Questa volta temi, personaggi e intrecci sono sottoposti a un procedimento di estremizzazione e esasperazione. Forse è la reazione di un Eco che resta fedele ai suoi ideali illuministici e razionalistici, ma che vive, come molti di noi, uno stato di scoramento di fronte ai continui rigurgiti di ideologie semplicistiche e rigide, pretese di possesso assoluto della verità, fondamentalismi vari e movimenti oscurantisti. Ha scelto, per l’occasione, un personaggio decisamente sgradevole, addirittura ripugnante. È l’unico veramente inventato del libro, provenendo tutti gli altri dagli angoli più tenebrosi della storia, o anche da quelli luminosi, dopo avere subito una profonda deformazione nella mente distorta del diarista: sono Ippolito Nievo, Garibaldi, Dumas, il dottor Freud divenuto Froïde, Marx divenuto Marsh e tanti altri. Il personaggio si guarda a volte da dentro, a volte da fuori, come il Conte di Montecristo di Calvino, altre volte, per penetrare nelle zone più oscure della sua memoria e coscienza di sé, usa le diffrazioni del suo alter ego, cinico e assassino come lui, più di lui. 

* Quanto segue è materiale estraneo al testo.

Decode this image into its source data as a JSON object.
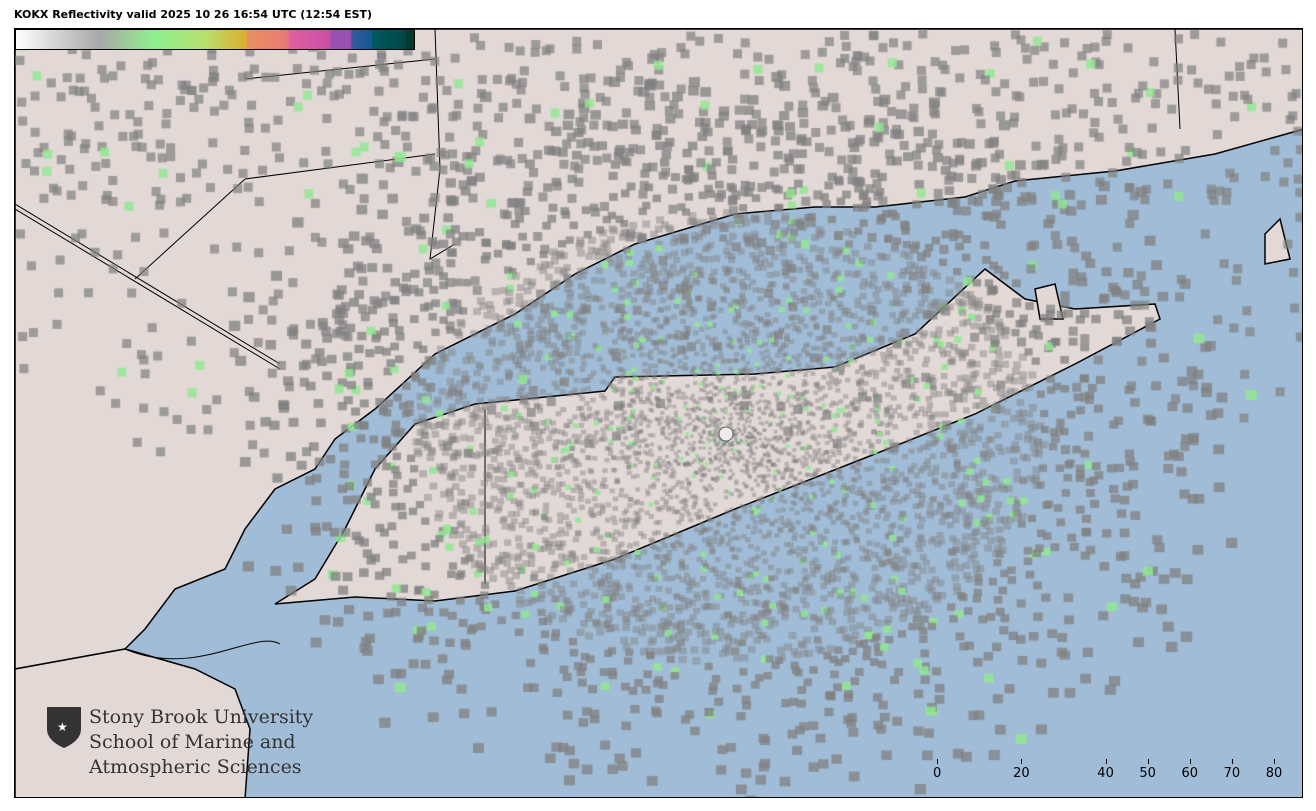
{
  "title": "KOKX Reflectivity valid 2025 10 26 16:54 UTC (12:54 EST)",
  "logo": {
    "lines": [
      "Stony Brook University",
      "School of Marine and",
      "Atmospheric Sciences"
    ]
  },
  "colorbar": {
    "range": [
      -15,
      80
    ],
    "ticks": [
      "0",
      "20",
      "40",
      "50",
      "60",
      "70",
      "80"
    ],
    "tick_values": [
      0,
      20,
      40,
      50,
      60,
      70,
      80
    ],
    "stops": [
      {
        "v": -15,
        "c": "#ffffff"
      },
      {
        "v": 5,
        "c": "#a8a8a8"
      },
      {
        "v": 18,
        "c": "#8ef08e"
      },
      {
        "v": 30,
        "c": "#b8e070"
      },
      {
        "v": 40,
        "c": "#dcb030"
      },
      {
        "v": 40.1,
        "c": "#e89060"
      },
      {
        "v": 50,
        "c": "#e87a78"
      },
      {
        "v": 50.1,
        "c": "#e060a0"
      },
      {
        "v": 60,
        "c": "#c850a8"
      },
      {
        "v": 60.1,
        "c": "#9a50b0"
      },
      {
        "v": 65,
        "c": "#9a50b0"
      },
      {
        "v": 65.1,
        "c": "#3a5aa0"
      },
      {
        "v": 70,
        "c": "#105a90"
      },
      {
        "v": 70.1,
        "c": "#005a60"
      },
      {
        "v": 78,
        "c": "#004848"
      },
      {
        "v": 78.1,
        "c": "#003a2a"
      },
      {
        "v": 80,
        "c": "#003a2a"
      }
    ]
  },
  "colors": {
    "water": "#a0bcd6",
    "land": "#e2d8d6",
    "echo_gray": "#808080",
    "echo_green": "#90e890",
    "boundary": "#000000"
  },
  "radar_site": "KOKX"
}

A un certo punto il diarista, parlando con un suo interlocutore poco raccomandabile a proposito di un altro personaggio poco raccomandabile, prete spretato divenuto monaco ortodosso, pedofilo, persecutore degli ebrei pronto a vendersi agli ebrei, commenta: «Mi è stato detto che i grandi narratori si descrivono sempre nei loro personaggi». Difficile pensare che ci possa essere il minimo rapporto di simpatia o affinità fra il narratore di Eco e questo suo orrendo personaggio. Tutto lo allontana da lui: le inclinazioni sessuali (misantropia accompagnata da impotenza e orrore del contatto carnale di qualsiasi tipo), dipendenza da ogni pregiudizio e stereotipo culturale accompagnata dalla dichiarazione «io non ho pregiudizi», cinismo totale, immaturità psicologica e ideologica che lo ha spinto a tradire la memoria del padre, mazziniano e idealista caduto nella difesa di Roma repubblicana, e a recuperare quella di un nonno reazionario follemente antisemita. 
Dai piaceri della cucina 
L’unico aspetto che forse può fare pensare a un minimo di complicità è la tendenza nel personaggio, chiaramente sostituiva di altri piaceri, a coltivare quelli della buona cucina e a frequentare i più seducenti ristoranti di Parigi. Si tratta, mi pare, di un tema nuovo in Eco, che non si risparmia questa volta di darci il menù di ogni pasto e illustrarci i procedimenti di preparazione dei cibi. È solo un’occasione per fare altre liste e tirar fuori dagli archivi le ricette dei grandi libri di cucina e le descrizioni dei templi della gourmandise francese come in un TripAdivsor dell’Ottocento? O è un altro modo di mostrare le ossessioni del personaggio? Forse è un procedimento allegorico per rappresentare, sotto forma di eccesso, una malattia profonda delle nostre società democratiche, quella che Richard Hofstadter ha definito lo «stile paranoico» del nostro tempo, che si esprime attraverso congiure paventate, reali, ipotetiche, sovradeterminate, espresse da gruppi segreti come la Trilaterale e la P2, e inoltre servizi deviati, grandi corporazioni economiche e finanziarie, gruppi terroristici sfuggiti a ogni controllo e coerenza ideologica.